No, it's the only way things get better. First if you cheat the system and something does happen, it's your and just your fault. Why take the risk. If the company has rules, it's also the companys job to make your work possible with these rules.

[Communitivity]

This depends so much on the situation. It might be a way to get things better, but it's also likely to leave a sour taste in your customer's mouth. They may know that Dev Bob was't responsible for the problem but IT Alice was, but what they'll internalize is that there was a problem with Bob and Alice that caused them pain, and they'll associate Bob and Alice both with that pain.

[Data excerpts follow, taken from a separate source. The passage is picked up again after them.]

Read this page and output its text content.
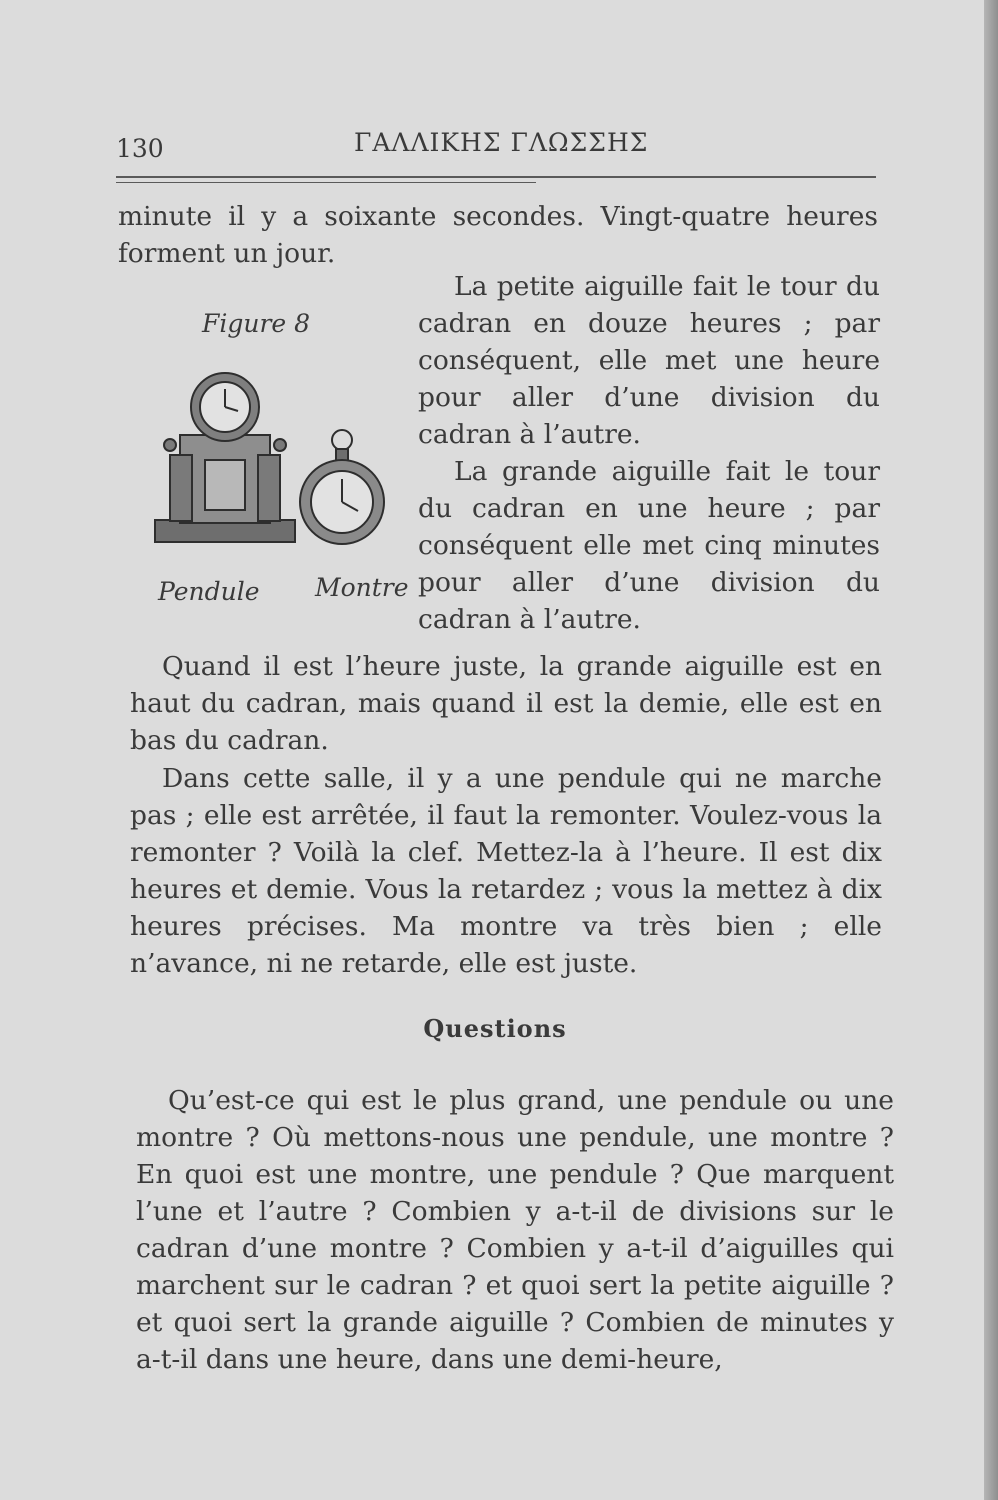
130	ΓΑΛΛΙΚΗΣ ΓΛΩΣΣΗΣ

minute il y a soixante secondes. Vingt-quatre heures forment un jour.

Figure 8
Pendule Montre

La petite aiguille fait le tour du cadran en douze heures ; par conséquent, elle met une heure pour aller d’une division du cadran à l’autre.

La grande aiguille fait le tour du cadran en une heure ; par conséquent elle met cinq minutes pour aller d’une division du cadran à l’autre.

Quand il est l’heure juste, la grande aiguille est en haut du cadran, mais quand il est la demie, elle est en bas du cadran.

Dans cette salle, il y a une pendule qui ne marche pas ; elle est arrêtée, il faut la remonter. Voulez-vous la remonter ? Voilà la clef. Mettez-la à l’heure. Il est dix heures et demie. Vous la retardez ; vous la mettez à dix heures précises. Ma montre va très bien ; elle n’avance, ni ne retarde, elle est juste.

Questions

Qu’est-ce qui est le plus grand, une pendule ou une montre ? Où mettons-nous une pendule, une montre ? En quoi est une montre, une pendule ? Que marquent l’une et l’autre ? Combien y a-t-il de divisions sur le cadran d’une montre ? Combien y a-t-il d’aiguilles qui marchent sur le cadran ? et quoi sert la petite aiguille ? et quoi sert la grande aiguille ? Combien de minutes y a-t-il dans une heure, dans une demi-heure,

It's necessary where the relationship with IT becomes adversarial, often with IT that's less skilled, or more constrained by their management.

Where possible though a mutual beneficial relationship is best.

Where I work I have two laptops. One is my corporate laptop, less powerful but it can connect to our internal network. The other is my dev laptop, more powerful but it can only connect to Internet and our dev network. I can install whatever I need on the dev laptop, as long as I a) keep a running log of installed software and update IT when that changes, b) regularly check NVDB for the software I have installed and apply mitigations as needed, c) keep versions updated to current versions where possible (and never to versions that have known vulns).

[duggan]

I'd like to believe this works, but my experience in Big(ish) Corp is that you get the blame.

If you think you're in a position to change it and you're motivated to do so, go for it, otherwise my experience is that you're better off finding somewhere else to work.

[pixl97]

CYA via email and other documented functions, but you are correct in the sense you're better off finding somewhere else to work.

I've seen too many companies set up systems that you cannot be in compliance with but there is no punishment for non-compliance unless they are looking to get rid of you.

[_trampeltier]

Special from a Big(ish) Corp I expect to give me all tool for work. They have all admins and all compliance people. If they are not willing, yes search another job.